Nossa perspectiva tenta ainda ultrapassar esses direcionamentos da investigação. Supomos que,
para avaliar a hierarquia das linguagens, caiba em primeiro lugar tentar identificar os próprios
processos de codificação de qualquer informação de que o ser humano é capaz. Sob este ângulo nosso
objetivo é retomar, em bases atuais, o programa criticista de Kant (1781/1980). Trata-se de remontar à
infra-estrutura dos processos aptos a gerar o conhecimento. Estamos evidentemente num caminho
“herético” segundo os critérios de Kant, que repelia energicamente qualquer interferência de
indagações empíricas nesse processo. Da mesma forma iriam se colocar mais tarde Husserl (1950) e
Frege (1971) ao combaterem ostensivamente o psicologismo como passagem ilegítima dos fatos às
normas.
Aceitamos, neste ponto, duas contra-objeções. A primeira é do próprio Piaget (1965), que
admite ter Husserl alcançado um dos mais altos níveis de especulação e, ao mesmo tempo, ter se
bloqueado ao recusar transferir para a verificação empírica as propostas da Fenomenologia. O que na
realidade foi feito pelo Gestaltismo, sob injustas e pesadas críticas do próprio Husserl.
A crítica de Piaget a Husserl – de ter trabalhado com um único sujeito, a sua própria atividade
consciente, poderia ser estendida por analogia a Kant.

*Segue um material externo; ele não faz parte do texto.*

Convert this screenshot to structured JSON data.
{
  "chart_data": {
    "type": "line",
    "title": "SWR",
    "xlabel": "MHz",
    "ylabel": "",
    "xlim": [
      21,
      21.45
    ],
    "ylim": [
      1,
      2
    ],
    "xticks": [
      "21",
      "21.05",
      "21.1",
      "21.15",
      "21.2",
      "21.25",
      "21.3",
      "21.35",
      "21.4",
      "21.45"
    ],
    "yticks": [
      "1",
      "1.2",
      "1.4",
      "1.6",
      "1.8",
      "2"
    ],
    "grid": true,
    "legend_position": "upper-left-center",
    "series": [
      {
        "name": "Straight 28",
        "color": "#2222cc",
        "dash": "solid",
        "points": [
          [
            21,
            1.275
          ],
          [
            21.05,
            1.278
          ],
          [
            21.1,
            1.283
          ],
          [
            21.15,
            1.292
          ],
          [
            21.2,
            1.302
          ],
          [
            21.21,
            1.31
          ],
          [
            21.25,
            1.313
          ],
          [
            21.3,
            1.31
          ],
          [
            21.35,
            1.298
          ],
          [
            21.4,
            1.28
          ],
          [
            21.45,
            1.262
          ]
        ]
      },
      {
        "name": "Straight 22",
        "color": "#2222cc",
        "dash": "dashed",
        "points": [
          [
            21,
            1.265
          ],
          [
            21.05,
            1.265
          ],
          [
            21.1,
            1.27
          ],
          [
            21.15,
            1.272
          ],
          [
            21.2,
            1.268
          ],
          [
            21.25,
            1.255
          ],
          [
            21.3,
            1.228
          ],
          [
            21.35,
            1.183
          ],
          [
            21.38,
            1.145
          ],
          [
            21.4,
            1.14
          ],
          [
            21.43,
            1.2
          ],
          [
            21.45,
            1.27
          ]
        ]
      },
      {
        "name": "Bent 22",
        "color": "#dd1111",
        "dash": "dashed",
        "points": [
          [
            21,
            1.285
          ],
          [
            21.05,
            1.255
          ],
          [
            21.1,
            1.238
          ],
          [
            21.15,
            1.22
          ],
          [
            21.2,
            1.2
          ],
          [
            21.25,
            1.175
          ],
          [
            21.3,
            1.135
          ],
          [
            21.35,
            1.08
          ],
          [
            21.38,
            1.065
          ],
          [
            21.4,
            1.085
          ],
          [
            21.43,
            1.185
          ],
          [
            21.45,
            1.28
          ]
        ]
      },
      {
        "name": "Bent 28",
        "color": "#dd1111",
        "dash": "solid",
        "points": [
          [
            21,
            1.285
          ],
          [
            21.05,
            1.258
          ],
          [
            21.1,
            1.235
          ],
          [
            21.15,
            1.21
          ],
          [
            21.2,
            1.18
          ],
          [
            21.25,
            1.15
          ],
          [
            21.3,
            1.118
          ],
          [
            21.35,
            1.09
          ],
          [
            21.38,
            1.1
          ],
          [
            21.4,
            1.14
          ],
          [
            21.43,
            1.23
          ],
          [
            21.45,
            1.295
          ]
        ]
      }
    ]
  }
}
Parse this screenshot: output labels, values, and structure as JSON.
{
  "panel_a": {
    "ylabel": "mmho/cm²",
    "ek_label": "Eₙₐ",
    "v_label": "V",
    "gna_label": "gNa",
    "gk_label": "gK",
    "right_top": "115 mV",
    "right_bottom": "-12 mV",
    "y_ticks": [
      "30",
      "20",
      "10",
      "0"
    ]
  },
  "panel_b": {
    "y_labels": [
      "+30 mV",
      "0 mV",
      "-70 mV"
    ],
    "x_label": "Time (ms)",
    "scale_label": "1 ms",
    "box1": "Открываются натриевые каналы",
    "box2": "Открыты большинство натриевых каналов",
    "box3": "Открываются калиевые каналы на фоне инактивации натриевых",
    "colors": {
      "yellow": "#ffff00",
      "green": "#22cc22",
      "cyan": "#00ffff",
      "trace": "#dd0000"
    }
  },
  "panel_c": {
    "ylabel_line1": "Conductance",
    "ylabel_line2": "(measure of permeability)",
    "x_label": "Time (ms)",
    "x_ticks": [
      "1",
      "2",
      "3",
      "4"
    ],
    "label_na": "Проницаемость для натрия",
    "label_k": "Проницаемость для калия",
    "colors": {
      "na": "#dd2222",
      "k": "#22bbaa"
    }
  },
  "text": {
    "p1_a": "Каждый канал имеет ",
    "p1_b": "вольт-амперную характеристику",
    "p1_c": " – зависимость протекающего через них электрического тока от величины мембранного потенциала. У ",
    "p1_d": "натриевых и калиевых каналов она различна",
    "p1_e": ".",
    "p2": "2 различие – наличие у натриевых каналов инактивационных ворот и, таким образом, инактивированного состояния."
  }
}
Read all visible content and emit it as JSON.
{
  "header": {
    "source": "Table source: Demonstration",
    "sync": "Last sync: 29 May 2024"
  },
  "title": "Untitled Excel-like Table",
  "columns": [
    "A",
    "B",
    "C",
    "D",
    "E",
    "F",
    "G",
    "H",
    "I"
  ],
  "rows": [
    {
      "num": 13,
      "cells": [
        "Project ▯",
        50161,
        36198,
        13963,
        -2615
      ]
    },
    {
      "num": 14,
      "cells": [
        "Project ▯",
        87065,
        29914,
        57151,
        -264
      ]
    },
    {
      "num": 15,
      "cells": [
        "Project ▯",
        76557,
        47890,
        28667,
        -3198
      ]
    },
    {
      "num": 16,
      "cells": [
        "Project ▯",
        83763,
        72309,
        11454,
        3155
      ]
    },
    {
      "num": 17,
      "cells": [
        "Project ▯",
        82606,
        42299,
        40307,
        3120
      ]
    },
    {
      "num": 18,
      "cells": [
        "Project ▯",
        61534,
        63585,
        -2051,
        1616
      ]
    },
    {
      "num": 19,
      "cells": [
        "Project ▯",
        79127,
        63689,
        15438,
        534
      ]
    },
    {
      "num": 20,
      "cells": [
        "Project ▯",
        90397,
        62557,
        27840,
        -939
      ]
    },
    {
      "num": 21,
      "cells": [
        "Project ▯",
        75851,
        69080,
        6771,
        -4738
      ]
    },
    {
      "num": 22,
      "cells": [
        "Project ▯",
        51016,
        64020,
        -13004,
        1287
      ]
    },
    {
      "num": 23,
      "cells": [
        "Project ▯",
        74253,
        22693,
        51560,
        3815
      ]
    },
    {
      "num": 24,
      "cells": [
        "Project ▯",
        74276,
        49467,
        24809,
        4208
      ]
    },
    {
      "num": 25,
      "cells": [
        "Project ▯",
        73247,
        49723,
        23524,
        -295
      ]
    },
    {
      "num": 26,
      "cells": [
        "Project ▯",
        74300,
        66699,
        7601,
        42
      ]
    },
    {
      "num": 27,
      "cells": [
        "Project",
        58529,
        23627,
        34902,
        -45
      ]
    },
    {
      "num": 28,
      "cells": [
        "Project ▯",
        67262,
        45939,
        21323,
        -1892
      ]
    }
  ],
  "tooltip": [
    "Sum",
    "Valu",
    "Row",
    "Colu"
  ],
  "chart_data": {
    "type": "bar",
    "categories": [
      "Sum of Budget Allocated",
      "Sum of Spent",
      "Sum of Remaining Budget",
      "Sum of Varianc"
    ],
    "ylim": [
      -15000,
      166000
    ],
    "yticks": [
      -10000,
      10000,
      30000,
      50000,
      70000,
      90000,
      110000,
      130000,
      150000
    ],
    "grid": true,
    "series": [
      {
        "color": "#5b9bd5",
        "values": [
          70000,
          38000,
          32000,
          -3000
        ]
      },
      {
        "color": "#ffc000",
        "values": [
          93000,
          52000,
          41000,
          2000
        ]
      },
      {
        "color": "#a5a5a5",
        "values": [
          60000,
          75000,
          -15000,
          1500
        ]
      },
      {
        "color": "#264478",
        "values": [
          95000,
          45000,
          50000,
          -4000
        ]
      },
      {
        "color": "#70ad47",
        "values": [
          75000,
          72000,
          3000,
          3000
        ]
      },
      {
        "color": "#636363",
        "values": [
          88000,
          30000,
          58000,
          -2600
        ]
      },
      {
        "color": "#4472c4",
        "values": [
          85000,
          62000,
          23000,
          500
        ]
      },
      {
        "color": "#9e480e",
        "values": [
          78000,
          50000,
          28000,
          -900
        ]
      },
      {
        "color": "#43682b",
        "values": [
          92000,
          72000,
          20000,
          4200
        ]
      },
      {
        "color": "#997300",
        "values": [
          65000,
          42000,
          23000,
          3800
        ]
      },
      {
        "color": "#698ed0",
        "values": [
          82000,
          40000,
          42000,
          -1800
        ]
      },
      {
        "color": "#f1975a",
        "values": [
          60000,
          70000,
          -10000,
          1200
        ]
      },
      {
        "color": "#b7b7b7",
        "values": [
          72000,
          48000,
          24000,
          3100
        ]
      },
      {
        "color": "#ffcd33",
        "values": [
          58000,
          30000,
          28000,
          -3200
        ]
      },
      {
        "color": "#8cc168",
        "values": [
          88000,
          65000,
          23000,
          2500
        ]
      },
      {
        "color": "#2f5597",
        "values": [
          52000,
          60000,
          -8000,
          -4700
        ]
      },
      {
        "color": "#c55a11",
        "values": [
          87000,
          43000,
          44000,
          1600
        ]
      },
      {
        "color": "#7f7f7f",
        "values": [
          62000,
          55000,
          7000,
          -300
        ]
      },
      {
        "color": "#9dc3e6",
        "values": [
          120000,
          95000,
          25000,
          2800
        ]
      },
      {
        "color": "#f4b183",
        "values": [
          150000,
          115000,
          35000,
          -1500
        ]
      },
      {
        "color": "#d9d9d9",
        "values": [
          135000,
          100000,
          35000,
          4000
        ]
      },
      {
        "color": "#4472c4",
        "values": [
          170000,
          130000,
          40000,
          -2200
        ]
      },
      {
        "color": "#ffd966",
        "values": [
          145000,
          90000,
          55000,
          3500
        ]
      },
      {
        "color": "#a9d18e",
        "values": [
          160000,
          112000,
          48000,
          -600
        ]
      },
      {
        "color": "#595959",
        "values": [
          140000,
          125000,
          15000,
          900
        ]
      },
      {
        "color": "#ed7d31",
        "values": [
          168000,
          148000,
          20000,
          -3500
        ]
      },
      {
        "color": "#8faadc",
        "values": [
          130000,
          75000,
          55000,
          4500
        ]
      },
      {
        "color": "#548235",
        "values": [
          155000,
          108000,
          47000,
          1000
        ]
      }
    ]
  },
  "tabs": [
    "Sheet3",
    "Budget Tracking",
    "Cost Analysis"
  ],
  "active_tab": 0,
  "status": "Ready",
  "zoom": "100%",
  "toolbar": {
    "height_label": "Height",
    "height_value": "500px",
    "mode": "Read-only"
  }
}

É importante destacar que colocamo-nos aqui, bem distantes não só do psicologismo de
Jonh.Stuart. Mill, como do Empirismo. Não pretendemos defender a descoberta de regras e processos a
partir dos fatos. Entendemos que as tentativas de construir teorias a partir da verificação empírica, ou
seja, de acidentes, só podem levar a informações irrelevantes, de baixa generalidade ainda que de
elevada precisão.
A construção teórica sempre decorreu de um salto especulativo, um “Einsicht” no sentido
gestaltista. O que nos parece ilegítimo é encerrar a análise numa mera especulação.
É neste ponto que levantamos a segunda contra-objeção. As maiores comprovações da tese
kantiana surgiram no campo empírico e factual. Basta lembrar a demonstração de J.Müller (1838/1971)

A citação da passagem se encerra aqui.